Die Ostermesse am Karsamstag hat 4½ Stunden gedauert. 250 Menschen wurden bei der Feier getauft und drei Paare haben geheiratet. Die Messe wurde durch rhythmische Songs, Trommeln, Klatschen und Tanzen besonders lebendig und freudenreich!

Ich möchte euch die Situation von einem gleichaltrigen Freund schildern, da diese zeigt, wie hart das Leben sein kann und was „echte“ Probleme sind:

Der Freund muss für seine drei kleineren Geschwister sorgen und Verantwortung tragen, da Mutter und Vater gestorben sind. Zwei von den Geschwistern müssen daheim bleiben, weil er die Schulgebühren nicht bezahlen kann. Er selbst ist qualifiziert und könnte einen guten Job in einer Computerfirma bekommen. Doch das Problem ist, dass die Computerfirma von ihm einen hohen Geldbetrag verlangt, um ihm den Job zu geben: Das ist Korruption in Kenia. So hat er kein festes Einkommen und er muss kämpfen, dass er die monatliche Miete und die tägliche Versorgung fuer seine Geschwister bezahlen kann.

Mittlerweile dreht sich auch in Kenia alles ums Geld und deswegen müssen so viele Menschen leiden.

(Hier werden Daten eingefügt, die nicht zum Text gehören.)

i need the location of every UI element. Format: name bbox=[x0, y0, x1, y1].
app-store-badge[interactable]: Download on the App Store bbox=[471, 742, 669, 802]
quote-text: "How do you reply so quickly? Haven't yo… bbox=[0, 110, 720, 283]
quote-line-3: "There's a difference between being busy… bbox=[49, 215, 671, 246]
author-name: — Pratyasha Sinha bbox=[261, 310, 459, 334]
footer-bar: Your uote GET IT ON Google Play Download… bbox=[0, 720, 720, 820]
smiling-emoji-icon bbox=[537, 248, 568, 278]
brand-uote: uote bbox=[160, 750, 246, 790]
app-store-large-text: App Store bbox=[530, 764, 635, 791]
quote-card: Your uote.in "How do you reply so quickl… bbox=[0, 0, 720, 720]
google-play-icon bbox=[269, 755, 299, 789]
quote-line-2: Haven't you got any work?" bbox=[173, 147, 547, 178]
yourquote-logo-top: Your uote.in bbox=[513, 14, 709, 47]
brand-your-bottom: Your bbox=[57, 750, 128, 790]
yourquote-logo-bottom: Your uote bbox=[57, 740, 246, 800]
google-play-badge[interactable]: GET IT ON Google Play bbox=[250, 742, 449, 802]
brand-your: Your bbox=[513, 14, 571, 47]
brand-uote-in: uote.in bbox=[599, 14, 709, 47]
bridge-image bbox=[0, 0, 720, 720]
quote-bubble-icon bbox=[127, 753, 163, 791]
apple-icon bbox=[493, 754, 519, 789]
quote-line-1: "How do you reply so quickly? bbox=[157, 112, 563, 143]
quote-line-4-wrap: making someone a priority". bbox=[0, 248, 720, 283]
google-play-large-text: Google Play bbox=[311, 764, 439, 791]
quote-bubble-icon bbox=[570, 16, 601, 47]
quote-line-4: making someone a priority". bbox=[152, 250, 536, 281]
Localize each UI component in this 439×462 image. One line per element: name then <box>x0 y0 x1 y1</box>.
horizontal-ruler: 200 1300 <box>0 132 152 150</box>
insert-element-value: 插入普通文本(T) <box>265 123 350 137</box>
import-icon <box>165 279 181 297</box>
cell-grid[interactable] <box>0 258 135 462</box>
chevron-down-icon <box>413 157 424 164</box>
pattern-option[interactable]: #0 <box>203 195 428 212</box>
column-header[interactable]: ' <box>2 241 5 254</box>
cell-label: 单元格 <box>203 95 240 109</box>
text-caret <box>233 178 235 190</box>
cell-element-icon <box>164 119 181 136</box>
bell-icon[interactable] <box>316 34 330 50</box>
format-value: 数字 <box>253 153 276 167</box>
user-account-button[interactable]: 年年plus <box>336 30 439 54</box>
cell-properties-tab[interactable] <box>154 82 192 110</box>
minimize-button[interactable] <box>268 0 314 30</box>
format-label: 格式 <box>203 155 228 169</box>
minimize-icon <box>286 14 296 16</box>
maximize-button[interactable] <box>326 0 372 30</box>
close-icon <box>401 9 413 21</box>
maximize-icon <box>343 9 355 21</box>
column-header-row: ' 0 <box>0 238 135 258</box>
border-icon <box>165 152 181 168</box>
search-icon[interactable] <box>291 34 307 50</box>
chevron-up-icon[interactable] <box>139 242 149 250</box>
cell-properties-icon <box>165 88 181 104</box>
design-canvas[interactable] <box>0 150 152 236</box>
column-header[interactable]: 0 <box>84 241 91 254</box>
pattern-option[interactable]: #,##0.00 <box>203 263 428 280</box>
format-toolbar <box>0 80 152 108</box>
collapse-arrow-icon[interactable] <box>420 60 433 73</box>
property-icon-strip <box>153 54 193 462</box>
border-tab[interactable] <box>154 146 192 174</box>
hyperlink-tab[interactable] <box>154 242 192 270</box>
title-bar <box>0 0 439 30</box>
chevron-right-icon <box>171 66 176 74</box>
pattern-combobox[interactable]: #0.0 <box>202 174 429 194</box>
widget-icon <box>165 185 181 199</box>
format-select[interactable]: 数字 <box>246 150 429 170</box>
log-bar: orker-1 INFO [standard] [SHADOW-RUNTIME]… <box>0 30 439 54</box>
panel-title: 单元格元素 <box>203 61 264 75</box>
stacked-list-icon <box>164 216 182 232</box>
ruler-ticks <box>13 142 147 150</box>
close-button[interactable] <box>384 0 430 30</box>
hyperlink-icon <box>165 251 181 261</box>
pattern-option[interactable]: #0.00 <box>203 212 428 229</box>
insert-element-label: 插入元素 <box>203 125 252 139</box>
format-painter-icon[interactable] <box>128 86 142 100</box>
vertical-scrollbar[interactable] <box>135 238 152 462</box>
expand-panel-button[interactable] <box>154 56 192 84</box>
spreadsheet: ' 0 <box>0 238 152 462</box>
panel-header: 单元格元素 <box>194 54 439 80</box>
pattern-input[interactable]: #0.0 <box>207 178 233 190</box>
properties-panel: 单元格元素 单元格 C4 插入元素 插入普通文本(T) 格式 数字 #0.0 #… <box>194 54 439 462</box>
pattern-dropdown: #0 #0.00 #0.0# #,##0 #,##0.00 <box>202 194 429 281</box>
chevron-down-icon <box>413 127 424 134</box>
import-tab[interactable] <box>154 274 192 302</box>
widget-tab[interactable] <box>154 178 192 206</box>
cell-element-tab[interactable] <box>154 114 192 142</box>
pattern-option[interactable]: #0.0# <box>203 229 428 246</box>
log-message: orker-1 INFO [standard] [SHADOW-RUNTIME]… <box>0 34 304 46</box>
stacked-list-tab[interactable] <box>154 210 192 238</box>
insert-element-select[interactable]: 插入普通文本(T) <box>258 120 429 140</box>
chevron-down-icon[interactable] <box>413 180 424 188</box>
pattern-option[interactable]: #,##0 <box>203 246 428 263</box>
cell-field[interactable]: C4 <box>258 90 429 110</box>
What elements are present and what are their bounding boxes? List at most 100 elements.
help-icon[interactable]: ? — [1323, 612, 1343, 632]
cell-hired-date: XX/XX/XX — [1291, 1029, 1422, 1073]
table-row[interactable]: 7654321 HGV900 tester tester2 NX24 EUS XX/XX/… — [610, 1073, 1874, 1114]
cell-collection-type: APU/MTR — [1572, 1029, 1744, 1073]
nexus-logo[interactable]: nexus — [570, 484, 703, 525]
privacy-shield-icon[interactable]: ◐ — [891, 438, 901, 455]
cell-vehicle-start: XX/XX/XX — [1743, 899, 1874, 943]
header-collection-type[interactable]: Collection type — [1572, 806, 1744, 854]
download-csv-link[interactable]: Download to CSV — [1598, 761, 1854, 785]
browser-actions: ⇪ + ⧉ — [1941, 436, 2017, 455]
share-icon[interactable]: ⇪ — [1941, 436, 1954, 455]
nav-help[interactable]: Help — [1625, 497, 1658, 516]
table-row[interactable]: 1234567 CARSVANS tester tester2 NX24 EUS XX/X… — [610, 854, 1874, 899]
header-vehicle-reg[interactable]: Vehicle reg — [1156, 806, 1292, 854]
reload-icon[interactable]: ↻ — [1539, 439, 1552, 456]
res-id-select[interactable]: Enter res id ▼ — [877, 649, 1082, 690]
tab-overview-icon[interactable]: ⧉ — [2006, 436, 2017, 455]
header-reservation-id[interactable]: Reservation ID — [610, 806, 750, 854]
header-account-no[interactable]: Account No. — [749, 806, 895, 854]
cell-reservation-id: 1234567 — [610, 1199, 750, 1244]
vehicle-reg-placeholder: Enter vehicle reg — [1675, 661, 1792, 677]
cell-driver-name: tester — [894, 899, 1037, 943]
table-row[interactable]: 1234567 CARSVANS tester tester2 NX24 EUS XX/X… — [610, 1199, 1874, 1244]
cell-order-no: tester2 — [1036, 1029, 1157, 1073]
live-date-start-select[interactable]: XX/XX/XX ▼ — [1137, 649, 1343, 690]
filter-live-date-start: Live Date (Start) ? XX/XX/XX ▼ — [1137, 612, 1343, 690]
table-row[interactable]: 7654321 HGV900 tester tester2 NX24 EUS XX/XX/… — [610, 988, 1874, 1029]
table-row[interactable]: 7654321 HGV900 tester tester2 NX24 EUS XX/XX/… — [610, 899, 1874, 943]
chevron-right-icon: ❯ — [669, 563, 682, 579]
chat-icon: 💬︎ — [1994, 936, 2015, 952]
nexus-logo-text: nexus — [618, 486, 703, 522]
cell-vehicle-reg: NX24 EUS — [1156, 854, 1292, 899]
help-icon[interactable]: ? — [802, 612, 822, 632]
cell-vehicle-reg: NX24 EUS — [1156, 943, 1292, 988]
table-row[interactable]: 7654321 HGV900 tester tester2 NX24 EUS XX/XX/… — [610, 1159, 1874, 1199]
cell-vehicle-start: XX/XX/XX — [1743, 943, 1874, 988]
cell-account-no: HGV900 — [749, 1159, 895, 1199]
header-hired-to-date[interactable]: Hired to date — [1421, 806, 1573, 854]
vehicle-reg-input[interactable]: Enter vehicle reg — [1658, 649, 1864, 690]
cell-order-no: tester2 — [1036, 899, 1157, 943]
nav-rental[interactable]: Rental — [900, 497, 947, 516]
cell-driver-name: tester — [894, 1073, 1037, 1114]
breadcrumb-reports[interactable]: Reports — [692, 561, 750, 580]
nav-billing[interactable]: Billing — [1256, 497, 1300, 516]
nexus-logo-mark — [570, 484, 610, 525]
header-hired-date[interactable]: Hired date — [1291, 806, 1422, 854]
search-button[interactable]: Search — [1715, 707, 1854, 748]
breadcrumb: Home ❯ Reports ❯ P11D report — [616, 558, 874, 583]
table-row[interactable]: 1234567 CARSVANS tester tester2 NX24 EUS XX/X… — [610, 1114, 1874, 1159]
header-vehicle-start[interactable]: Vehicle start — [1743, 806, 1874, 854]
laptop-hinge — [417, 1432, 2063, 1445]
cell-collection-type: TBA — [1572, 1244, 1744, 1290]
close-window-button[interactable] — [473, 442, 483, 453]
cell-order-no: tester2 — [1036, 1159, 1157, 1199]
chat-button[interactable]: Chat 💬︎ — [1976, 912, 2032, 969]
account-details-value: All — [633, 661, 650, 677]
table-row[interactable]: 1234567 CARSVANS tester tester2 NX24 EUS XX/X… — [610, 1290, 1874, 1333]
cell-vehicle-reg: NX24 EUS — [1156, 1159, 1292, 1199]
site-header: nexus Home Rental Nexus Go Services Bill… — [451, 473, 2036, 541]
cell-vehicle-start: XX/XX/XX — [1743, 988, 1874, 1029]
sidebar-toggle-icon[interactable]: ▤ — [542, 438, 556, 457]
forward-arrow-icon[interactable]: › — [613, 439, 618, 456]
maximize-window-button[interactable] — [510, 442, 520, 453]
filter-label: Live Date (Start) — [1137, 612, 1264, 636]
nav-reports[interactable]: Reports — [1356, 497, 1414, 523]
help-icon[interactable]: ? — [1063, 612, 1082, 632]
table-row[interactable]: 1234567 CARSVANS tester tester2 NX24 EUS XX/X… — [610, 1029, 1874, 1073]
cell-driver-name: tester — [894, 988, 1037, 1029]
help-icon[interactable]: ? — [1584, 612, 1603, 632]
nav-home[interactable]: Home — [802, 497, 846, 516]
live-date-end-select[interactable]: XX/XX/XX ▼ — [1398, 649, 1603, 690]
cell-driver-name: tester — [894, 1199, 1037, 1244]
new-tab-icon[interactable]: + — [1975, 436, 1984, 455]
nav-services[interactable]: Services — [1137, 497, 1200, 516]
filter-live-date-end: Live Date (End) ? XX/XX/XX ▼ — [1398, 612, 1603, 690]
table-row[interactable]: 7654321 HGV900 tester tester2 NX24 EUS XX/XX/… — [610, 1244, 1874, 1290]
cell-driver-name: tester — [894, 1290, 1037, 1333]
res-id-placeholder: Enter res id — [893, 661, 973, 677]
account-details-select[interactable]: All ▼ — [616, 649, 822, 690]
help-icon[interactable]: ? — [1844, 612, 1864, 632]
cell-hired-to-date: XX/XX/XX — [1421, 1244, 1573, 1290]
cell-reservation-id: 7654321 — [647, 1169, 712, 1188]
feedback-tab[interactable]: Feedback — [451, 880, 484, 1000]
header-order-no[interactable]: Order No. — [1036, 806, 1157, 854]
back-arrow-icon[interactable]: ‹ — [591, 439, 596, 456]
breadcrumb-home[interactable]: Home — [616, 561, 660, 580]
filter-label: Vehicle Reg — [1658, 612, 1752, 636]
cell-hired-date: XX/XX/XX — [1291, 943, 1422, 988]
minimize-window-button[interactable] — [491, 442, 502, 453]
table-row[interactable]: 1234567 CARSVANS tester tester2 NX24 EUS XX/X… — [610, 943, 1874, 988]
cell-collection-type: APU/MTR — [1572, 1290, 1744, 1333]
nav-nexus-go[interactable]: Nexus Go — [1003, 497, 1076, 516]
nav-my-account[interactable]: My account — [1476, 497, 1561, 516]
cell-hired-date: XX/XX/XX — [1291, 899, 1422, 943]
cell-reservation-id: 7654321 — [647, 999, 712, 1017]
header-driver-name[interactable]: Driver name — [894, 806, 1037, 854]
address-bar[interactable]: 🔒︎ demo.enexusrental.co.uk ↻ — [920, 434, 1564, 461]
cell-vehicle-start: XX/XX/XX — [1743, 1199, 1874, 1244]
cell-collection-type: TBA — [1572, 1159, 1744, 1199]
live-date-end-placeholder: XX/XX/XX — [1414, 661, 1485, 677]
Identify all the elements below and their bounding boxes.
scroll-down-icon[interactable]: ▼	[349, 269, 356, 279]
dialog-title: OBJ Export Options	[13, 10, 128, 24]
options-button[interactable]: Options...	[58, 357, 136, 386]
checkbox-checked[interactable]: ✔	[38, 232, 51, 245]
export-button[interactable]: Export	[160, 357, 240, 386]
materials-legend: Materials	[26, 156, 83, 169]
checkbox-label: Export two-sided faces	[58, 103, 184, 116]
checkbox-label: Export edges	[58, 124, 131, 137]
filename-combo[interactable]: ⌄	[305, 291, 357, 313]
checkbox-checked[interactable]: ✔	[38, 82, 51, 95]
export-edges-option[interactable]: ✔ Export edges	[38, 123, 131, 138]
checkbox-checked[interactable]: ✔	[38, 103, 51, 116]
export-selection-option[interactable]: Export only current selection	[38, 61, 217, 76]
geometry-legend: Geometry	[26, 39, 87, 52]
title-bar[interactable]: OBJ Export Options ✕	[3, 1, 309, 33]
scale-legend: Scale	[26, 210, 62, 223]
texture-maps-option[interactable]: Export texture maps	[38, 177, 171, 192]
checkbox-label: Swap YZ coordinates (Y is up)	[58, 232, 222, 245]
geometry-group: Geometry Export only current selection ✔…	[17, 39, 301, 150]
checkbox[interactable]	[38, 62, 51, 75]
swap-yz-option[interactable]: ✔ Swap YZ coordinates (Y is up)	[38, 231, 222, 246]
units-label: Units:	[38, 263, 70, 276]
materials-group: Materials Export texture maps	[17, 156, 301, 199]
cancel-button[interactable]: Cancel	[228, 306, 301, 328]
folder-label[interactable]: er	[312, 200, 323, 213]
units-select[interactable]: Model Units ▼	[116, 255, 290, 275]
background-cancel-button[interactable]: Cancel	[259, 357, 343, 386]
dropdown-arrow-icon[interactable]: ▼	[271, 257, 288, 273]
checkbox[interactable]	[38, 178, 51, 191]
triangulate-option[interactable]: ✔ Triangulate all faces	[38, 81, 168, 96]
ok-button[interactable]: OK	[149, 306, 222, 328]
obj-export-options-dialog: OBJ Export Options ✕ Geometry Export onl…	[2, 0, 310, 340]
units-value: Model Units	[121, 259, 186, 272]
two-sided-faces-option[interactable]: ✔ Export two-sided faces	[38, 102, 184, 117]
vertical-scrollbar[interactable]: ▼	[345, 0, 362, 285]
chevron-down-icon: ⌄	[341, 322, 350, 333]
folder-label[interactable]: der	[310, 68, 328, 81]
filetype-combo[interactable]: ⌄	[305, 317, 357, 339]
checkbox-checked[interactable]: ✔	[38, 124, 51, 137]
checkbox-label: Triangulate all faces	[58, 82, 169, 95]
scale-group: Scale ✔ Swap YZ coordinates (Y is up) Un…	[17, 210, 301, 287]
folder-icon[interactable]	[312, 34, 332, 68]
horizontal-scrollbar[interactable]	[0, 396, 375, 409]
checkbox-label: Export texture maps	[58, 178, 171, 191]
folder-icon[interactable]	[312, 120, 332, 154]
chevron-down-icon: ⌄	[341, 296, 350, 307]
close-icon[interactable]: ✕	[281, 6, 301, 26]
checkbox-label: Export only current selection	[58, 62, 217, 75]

Ich möchte so gerne helfen, aber ich muss mir immer bewusst machen, dass es unmöglich ist, allen zu helfen. Aber für jeden einzelnen, dem ich direkt etwas geben konnte, war es eine große Hilfe und einige Tage mit weniger Sorgen.

An einem Wochenende wurde ich von einer Freundin nach Kisumu eingeladen, wo wir ihre Familie und Verwandte besuchten. Kisumu ist eine Stadt und liegt im Westen des Landes am großen Lake Victoria. Es ist ein Gebiet des Stammes Luo und ihr Hauptnahrungsmittel ist Fisch und noch einmal Fisch! Das erste Mal habe ich hier Omena gegessen, das sind kleine Fische und man verzehrt sie mit Kopf und Flossen, was für mich zuerst eine Überwindung war.

Die Gastfreundschaft der Kenianer überrascht mich immer wieder aufs Neue und obwohl die meisten ganz einfach leben und nicht viel haben, teilen sie sehr großzügig. Einmal kam sogar vor, dass ich drei Abendessen bei verschiedenen Familien annehmen musste, denn wenn man ein von ihnen zubereitetes Essen ablehnt, reagieren die Kenianer verletzt und traurig. So ist die afrikanische Gastfreundschaft.

Nun liegen acht Monate Kenia hinter mir und ich merke, dass Afrika auch ein Teil von mir geworden ist und ich die Dinge mit anderen Augen sehe. Die Erfahrungen, die ich hier mache, sind sehr prägend und ich bin dankbar dafür.